Welche Bannerfarbe beispielsweise dem Nutzer am besten gefällt und wo dieser Banner optimalerweise platziert werden sollte, erfährt man über einen klassischen Präferenztest, beispielsweise den A/B-Test.
Das Produkt AB Tasty ermöglicht unter anderem das Testen zweier oder mehrerer Varianten gegeneinander, die den Nutzern nach dem Zufallsprinzip angezeigt werden.
Die Effizienz der beiden Versionen wird dann über statistische Analysen ermittelt, um so eine Nutzerpräferenz abzuleiten. Der A/B-Test hilft also dabei, die aus Nutzersicht beste Variante eines Website Designs zu ermitteln.

First Click Test

Ob eine neue Website intuitiv bedienbar ist und ob der Teilnehmer sofort weiß, was er anklicken muss, um sein Ziel zu erreichen, beantwortet der sogenannte First Click Test.
Dem Nutzer wird hier ein Entwurf präsentiert, anhand dessen er eine Aufgabe erledigen soll, z.B. „Bitte schließen Sie den Bestellvorgang ab!“.
Eine Analyse der Klickpositionen verschafft einen guten Einblick in das Design. So können Nutzungshürden aufgedeckt und Informationen über die individuellen Erwartungen der Benutzer gesammelt werden.

Feedback Widget

Im Zeitalter der Digitalisierung ist der Nutzer immer weniger greifbar. Ein Interessent kann eine Website nahezu unbemerkt wieder verlassen. Man erfährt häufig nicht, was ihn dazu bewegt hat, die Seite zu besuchen. Mögliche Usability-Probleme, die zum Verlassen der Seite führen, bleiben ebenfalls im Verborgenen.
Abhilfe verschaffen hier sogenannte Feedback Widgets: Mit Klick auf einen kleinen, beispielsweise am Seitenrand sichtbaren „Feedback“-Button kann der Nutzer Lob und Kritik in einem Pop-Up-Fenster hinterlassen.

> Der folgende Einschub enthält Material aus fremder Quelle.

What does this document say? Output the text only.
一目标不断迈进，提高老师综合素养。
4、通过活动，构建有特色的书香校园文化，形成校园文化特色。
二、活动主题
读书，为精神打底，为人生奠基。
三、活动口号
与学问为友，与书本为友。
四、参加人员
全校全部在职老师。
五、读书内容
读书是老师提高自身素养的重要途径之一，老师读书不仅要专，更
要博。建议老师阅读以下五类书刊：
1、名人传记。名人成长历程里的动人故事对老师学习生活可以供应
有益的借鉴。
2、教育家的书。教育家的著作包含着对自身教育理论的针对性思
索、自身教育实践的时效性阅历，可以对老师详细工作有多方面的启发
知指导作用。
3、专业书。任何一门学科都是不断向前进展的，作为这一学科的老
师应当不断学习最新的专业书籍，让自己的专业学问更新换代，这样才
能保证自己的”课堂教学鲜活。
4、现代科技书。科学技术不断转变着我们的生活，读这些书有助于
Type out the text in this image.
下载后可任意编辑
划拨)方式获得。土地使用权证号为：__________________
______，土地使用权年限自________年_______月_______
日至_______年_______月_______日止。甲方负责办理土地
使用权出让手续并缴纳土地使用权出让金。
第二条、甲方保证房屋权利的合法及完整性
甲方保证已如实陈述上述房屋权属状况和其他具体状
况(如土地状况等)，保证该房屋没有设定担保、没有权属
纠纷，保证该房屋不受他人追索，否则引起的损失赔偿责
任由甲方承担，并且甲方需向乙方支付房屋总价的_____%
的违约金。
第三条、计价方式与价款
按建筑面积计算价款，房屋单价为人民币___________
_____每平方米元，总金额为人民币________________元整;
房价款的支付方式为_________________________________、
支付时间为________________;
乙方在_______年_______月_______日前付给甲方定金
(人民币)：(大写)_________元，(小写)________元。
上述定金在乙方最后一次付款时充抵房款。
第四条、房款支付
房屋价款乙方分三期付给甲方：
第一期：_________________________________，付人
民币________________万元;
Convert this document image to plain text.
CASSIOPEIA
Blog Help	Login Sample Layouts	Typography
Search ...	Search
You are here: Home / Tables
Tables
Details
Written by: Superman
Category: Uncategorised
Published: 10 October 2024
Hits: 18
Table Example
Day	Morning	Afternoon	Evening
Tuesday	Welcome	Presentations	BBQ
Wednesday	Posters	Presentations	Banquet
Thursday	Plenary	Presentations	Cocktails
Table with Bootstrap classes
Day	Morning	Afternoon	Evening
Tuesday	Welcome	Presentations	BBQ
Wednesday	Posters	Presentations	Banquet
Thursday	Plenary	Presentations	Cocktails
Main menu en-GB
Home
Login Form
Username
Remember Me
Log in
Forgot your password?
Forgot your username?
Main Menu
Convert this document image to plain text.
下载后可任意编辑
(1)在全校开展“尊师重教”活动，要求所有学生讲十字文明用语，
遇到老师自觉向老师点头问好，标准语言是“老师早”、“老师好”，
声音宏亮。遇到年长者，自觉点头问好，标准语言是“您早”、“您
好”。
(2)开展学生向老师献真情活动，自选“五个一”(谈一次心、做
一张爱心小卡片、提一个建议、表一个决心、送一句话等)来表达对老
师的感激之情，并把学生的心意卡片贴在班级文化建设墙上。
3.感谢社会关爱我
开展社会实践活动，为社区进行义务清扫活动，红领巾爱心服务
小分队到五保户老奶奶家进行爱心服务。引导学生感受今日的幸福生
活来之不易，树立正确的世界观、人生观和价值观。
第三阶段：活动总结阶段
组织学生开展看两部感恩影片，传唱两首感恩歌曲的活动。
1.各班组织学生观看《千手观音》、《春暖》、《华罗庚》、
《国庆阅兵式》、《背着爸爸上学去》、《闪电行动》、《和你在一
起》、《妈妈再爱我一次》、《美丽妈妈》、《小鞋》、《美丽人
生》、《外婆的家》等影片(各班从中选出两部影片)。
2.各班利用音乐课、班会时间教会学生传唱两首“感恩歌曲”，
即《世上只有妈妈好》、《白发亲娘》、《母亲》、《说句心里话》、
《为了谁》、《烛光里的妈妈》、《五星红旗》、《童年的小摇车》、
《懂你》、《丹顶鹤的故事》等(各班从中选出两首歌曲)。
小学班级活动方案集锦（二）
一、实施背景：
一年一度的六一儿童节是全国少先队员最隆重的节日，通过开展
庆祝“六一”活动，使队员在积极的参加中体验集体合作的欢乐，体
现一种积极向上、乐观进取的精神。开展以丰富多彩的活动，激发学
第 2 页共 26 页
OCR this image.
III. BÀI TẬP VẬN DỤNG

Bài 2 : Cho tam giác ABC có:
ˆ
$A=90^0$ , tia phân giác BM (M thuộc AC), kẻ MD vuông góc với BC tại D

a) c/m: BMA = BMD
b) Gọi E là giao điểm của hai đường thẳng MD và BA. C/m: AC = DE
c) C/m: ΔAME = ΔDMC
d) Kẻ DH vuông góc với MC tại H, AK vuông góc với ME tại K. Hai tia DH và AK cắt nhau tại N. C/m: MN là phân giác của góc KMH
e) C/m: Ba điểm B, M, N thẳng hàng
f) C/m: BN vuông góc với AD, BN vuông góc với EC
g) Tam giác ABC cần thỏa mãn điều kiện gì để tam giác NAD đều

Bilder und Konzepte direkt kommentieren

Eine weitere Anwendung von Visual Feedback Tools ist die Erfassung von Teilnehmerkommentaren auf Bildern, Konzepten oder Ähnlichem. Der Nutzer markiert ohne Vorgabe Bereiche auf dem Bild, bewertet diese (mit Likes oder Dislikes) und hat zudem in einem Kommentarfeld die Möglichkeit, auf Probleme oder Verständnisschwierigkeiten bei der Nutzung der Website hinzuweisen. Das Visual Feedback Tool Munk’s FeedMap zum Beispiel ermöglicht es Teilnehmern, Kommentare auf   graphischem Testmaterial zu hinterlassen.

Welche Methode sollte man nun wählen?

Der klassische User Experience Test im Labor optimiert als qualitative Methode die Nutzerfreundlichkeit und Bedienbarkeit einer Website. Visual Feedback Tools erheben Nutzerpräferenzen, Kommentare und Bewertungen zu visuellem Material in quantitativer Form und im Rahmen einer Online-Befragung. Welcher Forschungsansatz sich am besten dafür eignet, die eigene Website nutzerfreundlich(er) zu gestalten, hängt also ganz von der zugrundeliegenden Fragestellung und dem individuellen Ziel eines Unternehmens ab.

Dieser Beitrag erschien zuerst bei LEAD Digital.